Onun Bir Hafta Ömrü Kaldı
"SEN KENDİ NEFSİNE BAK!.."Ey Behâeddin! Sen babanı inkâr edenleri bırak da, kendi nefsini yola getir. Sakın ucb ve kibir hastalığına yakalanmayasın. Herkes yaya yürürken, sen binek üzerindesin. Bu kadarcık gönül yüksekliği, insanı ucba; kendini beğenmeye götürür, nefsinin ve şeytanın eline düşürür. Onlara hizmet ettirir..."

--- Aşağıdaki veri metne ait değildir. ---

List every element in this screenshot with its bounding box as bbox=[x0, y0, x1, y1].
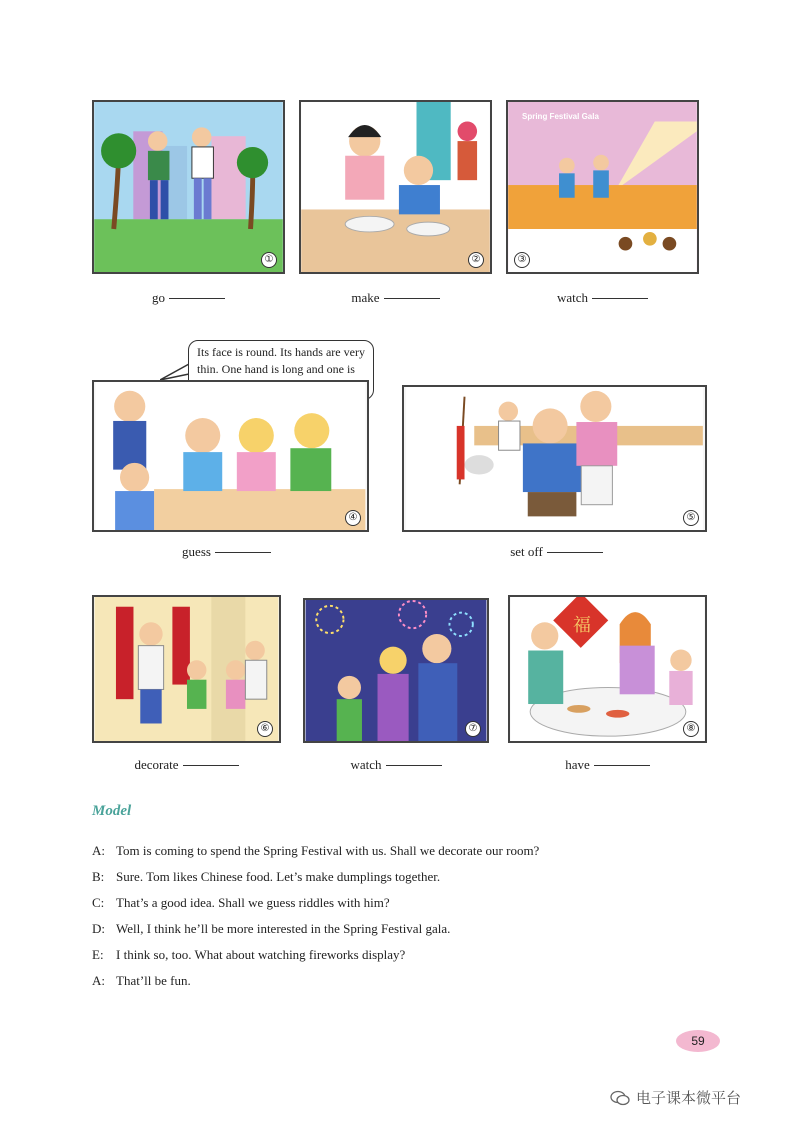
dialog-line bbox=[92, 864, 732, 890]
caption-7: watch bbox=[303, 757, 489, 773]
illustration-watching-fireworks bbox=[305, 600, 487, 741]
panel-number: ② bbox=[468, 252, 484, 268]
answer-blank[interactable] bbox=[547, 552, 603, 553]
illustration-decorating-room bbox=[94, 597, 279, 741]
dialog-line bbox=[92, 968, 732, 994]
wechat-icon bbox=[610, 1090, 630, 1106]
speaker-label: E: bbox=[92, 947, 104, 962]
stage-sign: Spring Festival Gala bbox=[522, 112, 599, 121]
caption-5: set off bbox=[460, 544, 653, 560]
panel-number: ⑧ bbox=[683, 721, 699, 737]
panel-number: ④ bbox=[345, 510, 361, 526]
answer-blank[interactable] bbox=[183, 765, 239, 766]
riddle-text: Its face is round. Its hands are very thin. One hand is long and one is bbox=[197, 345, 365, 376]
dialog-text: I think so, too. What about watching fireworks display? bbox=[116, 947, 406, 962]
answer-blank[interactable] bbox=[384, 298, 440, 299]
picture-panel-2 bbox=[299, 100, 492, 274]
panel-number: ⑥ bbox=[257, 721, 273, 737]
panel-number: ① bbox=[261, 252, 277, 268]
answer-blank[interactable] bbox=[169, 298, 225, 299]
fu-character: 福 bbox=[573, 615, 591, 636]
picture-panel-7 bbox=[303, 598, 489, 743]
illustration-guessing-riddles bbox=[94, 382, 367, 530]
caption-8: have bbox=[508, 757, 707, 773]
dialog-text: That’ll be fun. bbox=[116, 973, 191, 988]
picture-panel-5 bbox=[402, 385, 707, 532]
picture-panel-8 bbox=[508, 595, 707, 743]
caption-2: make bbox=[299, 290, 492, 306]
illustration-family-dinner bbox=[510, 597, 705, 741]
dialog-line bbox=[92, 916, 732, 942]
model-heading: Model bbox=[92, 803, 132, 819]
caption-6: decorate bbox=[92, 757, 281, 773]
answer-blank[interactable] bbox=[594, 765, 650, 766]
dialog-line bbox=[92, 890, 732, 916]
speaker-label: C: bbox=[92, 895, 105, 910]
dialog-text: Well, I think he’ll be more interested in the Spring Festival gala. bbox=[116, 921, 451, 936]
speaker-label: D: bbox=[92, 921, 105, 936]
panel-number: ③ bbox=[514, 252, 530, 268]
illustration-walking-kids bbox=[94, 102, 283, 272]
dialog-line bbox=[92, 838, 732, 864]
panel-number: ⑤ bbox=[683, 510, 699, 526]
illustration-setting-off-firecrackers bbox=[404, 387, 705, 530]
picture-panel-1 bbox=[92, 100, 285, 274]
picture-panel-3 bbox=[506, 100, 699, 274]
picture-panel-6 bbox=[92, 595, 281, 743]
picture-panel-4 bbox=[92, 380, 369, 532]
speaker-label: B: bbox=[92, 869, 105, 884]
watermark-text: 电子课本微平台 bbox=[636, 1089, 742, 1107]
caption-3: watch bbox=[506, 290, 699, 306]
page-number-badge: 59 bbox=[676, 1030, 720, 1052]
speaker-label: A: bbox=[92, 973, 105, 988]
watermark bbox=[610, 1087, 741, 1108]
dialog-text: Tom is coming to spend the Spring Festival with us. Shall we decorate our room? bbox=[116, 843, 540, 858]
answer-blank[interactable] bbox=[215, 552, 271, 553]
answer-blank[interactable] bbox=[386, 765, 442, 766]
caption-4: guess bbox=[130, 544, 323, 560]
model-dialog bbox=[92, 838, 732, 994]
caption-1: go bbox=[92, 290, 285, 306]
dialog-line bbox=[92, 942, 732, 968]
speaker-label: A: bbox=[92, 843, 105, 858]
dialog-text: That’s a good idea. Shall we guess riddles with him? bbox=[116, 895, 390, 910]
illustration-gala-stage bbox=[508, 102, 697, 272]
dialog-text: Sure. Tom likes Chinese food. Let’s make dumplings together. bbox=[116, 869, 441, 884]
panel-number: ⑦ bbox=[465, 721, 481, 737]
answer-blank[interactable] bbox=[592, 298, 648, 299]
illustration-making-dumplings bbox=[301, 102, 490, 272]
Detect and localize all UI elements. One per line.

Mevlânâ hazretleri vefât ettikten bir hafta sonra, onun halifesi, vekili olan Hüsâmeddin Çelebi, talebeleriyle birlikte Sultan Veled'e gelerek; "Artık bizleri irşâd etmeye ilim öğretmeye başlamanızı istirhâm etmeye geldik. Zira, mübârek hocamız Mevlânâ'ya lâyık halife olacak ancak siz varsınız." dedi. Bu şekilde hocasına ve oğluna sadâkatini ve muhabbetini arz eyledi. Babasının halifesinden bu göz yaşartıcı sözleri işiten Sultan Veled hazretleri;
"Canım efendim! Siz, muhterem babamın sağlığında onun halifesi idiniz. Vefâtından önce sorulduğunda, sizi, kendisine halife bıraktığını buyurmuştu. Bu sebeple siz, bizim hocamızsınız. Bu vazife size verilmiştir. Başta kendim ve oğlum Ârif Çelebi size tâbiyiz" dedi. Bu sözler üzerine, Hüsâmeddin Çelebi, 683 (m. 1284) senesinde vefât edinceye kadar talebeleri irşâd eyledi. Ondan sonra, yerine Sultan Veled halife, vekil olup, bu vazifeyi üstlendi...
GAİBDEN GELEN OK!..
Sultan Veled zamânında, Mustafa isminde zâlim bir kimse vardı. Malı, mülkü ve akrabâlarının çok olmasından istifâde ederek, bazı kimselere eziyet ederdi. Bunu Sultan Veled'e şikâyet eylediler. Sultan Veled onu huzûruna çağırıp nasihat ettiğinde, kaba sözlerle i'tirâz etti. Mustafa'nın bu kaba sözlerine sükût eden Sultan Veled hazretleri, o çıkınca; "Bir hafta ömrü kaldığı hâlde, hâlâ yiğitlik taslayıp sıhhatine güveniyor" buyurdu. Mustafa, dergâhtan çıkıp evine giderken, nereden geldiği belli olmayan bir ok, göğsüne saplandı. Bir hafta sonra da öldü.